# Spring Car, Acceleration Problem: Find Spring Constant

• Jaccobtw
In summary, the conversation discusses the calculations and equations needed to determine the acceleration and spring constant for a spring that can accelerate from rest to 20 m/s 50 times before needing to be rewound. It is determined that the spring must unwind 0.042 m 50 times for a total distance of 2.1m, and the acceleration is calculated to be 4,762 m/s^2. The spring constant is found to be 5.7 * 10^7 N/m. However, it is noted that the energy stored in the spring increases with the square of the displacement, so the first 0.042 m unwound releases more energy than subsequent amounts.

#### Jaccobtw

Homework Statement
You devise a wound up car powered by a spring for trips to the grocery store. The car has an inertia of 500 kg and is 4.2 m long. It should be able to accelerate from rest to 20 m/s at least 50 times before the spring needs winding. The spring runs the length of the car, and a full winding compresses it to half of its length In order to meet the acceleration requirement, what must the value of the spring constant be?
Relevant Equations
F = ma
F = -kd
"It should be able to accelerate from rest to 20 m/s at least 50 times before the spring needs winding"
-So F = -kd = -k(2.1) - d is 2.1 because it is the compression length

Now, since we know the d, divide it by 50, 2.1/50 = 0.042m

Basically, the spring unwinds 0.042 m 50 times for a total distance of 2.1m.

Now, calculate acceleration:
v(f)^2 = v(i)^2 * 2 * a * d

We know our final velocity is 20 m/s, our initial is 0.

Solving for a we get, 4,762 m/s^2

Back to our original equations

F = -kd = ma

Solve for k and we get : 5.7 * 10^7 N/m

But I got this wrong :(

Jaccobtw said:
the spring unwinds 0.042 m 50 times
No. The energy stored in a spring rises as the square of the displacement, so the first 0.042 m it unwinds releases more energy than the next 0.042 m, etc.
Instead of forces, work with energy.

Jaccobtw

## 1. What is a spring car acceleration problem?

A spring car acceleration problem involves a car being attached to a spring and released from a certain height. The goal is to determine the spring constant, which is a measure of the stiffness of the spring, based on the acceleration of the car.

## 2. How do you solve a spring car acceleration problem?

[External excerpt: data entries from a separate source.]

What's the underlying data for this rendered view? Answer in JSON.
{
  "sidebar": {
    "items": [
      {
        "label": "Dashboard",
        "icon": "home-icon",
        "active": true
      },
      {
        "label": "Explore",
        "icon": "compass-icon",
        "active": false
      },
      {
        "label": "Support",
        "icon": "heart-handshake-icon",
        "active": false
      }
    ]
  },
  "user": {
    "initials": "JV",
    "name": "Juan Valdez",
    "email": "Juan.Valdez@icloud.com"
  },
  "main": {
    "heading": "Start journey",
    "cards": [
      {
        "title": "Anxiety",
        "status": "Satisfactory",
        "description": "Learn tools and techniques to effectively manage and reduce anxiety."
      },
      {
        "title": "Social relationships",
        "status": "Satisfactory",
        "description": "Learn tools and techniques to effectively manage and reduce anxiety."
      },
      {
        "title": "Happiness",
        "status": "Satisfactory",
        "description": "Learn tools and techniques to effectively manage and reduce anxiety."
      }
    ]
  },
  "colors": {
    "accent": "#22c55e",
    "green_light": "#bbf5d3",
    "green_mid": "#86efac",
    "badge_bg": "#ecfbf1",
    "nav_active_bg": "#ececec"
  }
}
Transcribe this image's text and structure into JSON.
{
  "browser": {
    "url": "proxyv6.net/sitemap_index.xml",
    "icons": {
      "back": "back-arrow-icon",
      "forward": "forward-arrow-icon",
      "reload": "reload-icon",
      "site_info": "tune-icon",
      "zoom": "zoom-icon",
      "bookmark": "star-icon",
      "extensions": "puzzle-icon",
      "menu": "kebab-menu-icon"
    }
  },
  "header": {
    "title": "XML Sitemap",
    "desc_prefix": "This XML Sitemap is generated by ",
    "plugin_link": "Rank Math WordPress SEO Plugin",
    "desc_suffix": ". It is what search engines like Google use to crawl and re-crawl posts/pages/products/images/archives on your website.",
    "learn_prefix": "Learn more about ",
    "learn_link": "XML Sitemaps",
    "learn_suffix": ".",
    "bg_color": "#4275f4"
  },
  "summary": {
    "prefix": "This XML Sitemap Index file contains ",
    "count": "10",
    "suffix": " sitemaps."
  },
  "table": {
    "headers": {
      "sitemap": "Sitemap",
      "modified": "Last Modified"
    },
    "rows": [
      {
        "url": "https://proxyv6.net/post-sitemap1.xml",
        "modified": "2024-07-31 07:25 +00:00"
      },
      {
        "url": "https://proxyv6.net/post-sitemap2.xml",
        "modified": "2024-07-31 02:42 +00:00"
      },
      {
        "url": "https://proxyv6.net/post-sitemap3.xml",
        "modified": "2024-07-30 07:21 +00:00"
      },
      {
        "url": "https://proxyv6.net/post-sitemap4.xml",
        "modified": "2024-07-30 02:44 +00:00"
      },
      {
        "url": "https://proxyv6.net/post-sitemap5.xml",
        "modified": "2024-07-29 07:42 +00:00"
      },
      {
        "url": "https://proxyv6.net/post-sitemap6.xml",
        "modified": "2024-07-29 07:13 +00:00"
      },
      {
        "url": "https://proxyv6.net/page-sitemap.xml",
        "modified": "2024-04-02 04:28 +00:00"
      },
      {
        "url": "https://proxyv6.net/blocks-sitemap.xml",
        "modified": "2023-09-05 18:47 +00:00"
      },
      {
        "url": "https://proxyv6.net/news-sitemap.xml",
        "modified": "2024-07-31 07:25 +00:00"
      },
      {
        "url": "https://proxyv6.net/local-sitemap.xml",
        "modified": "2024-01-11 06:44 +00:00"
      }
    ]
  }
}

To solve a spring car acceleration problem, you need to measure the distance the car falls from before it is attached to the spring, the time it takes for the car to reach the bottom of the spring, and the mass of the car. Then, you can use the equation F = ma = kx to calculate the spring constant, where F is the force applied by the spring, m is the mass of the car, a is the acceleration, and x is the distance the spring is compressed.

## 3. What factors can affect the accuracy of the spring constant calculation?

The accuracy of the spring constant calculation can be affected by factors such as air resistance, friction between the car and the surface it is released from, and the elasticity of the spring. These factors can introduce errors in the measurements and result in a slightly different value for the spring constant.

## 4. How is the spring constant related to the stiffness of the spring?

The spring constant is directly proportional to the stiffness of the spring. This means that a higher spring constant indicates a stiffer spring, while a lower spring constant indicates a less stiff spring. The stiffness of a spring determines how much force is needed to compress or stretch it by a certain distance.

## 5. What are some real-life applications of a spring car acceleration problem?

A spring car acceleration problem can be used to study the behavior of materials and their elasticity, as well as to determine the stiffness of springs used in various devices such as shock absorbers, car suspensions, and pogo sticks. It can also be used in sports science to analyze the performance of athletes in activities such as long jump and pole vaulting.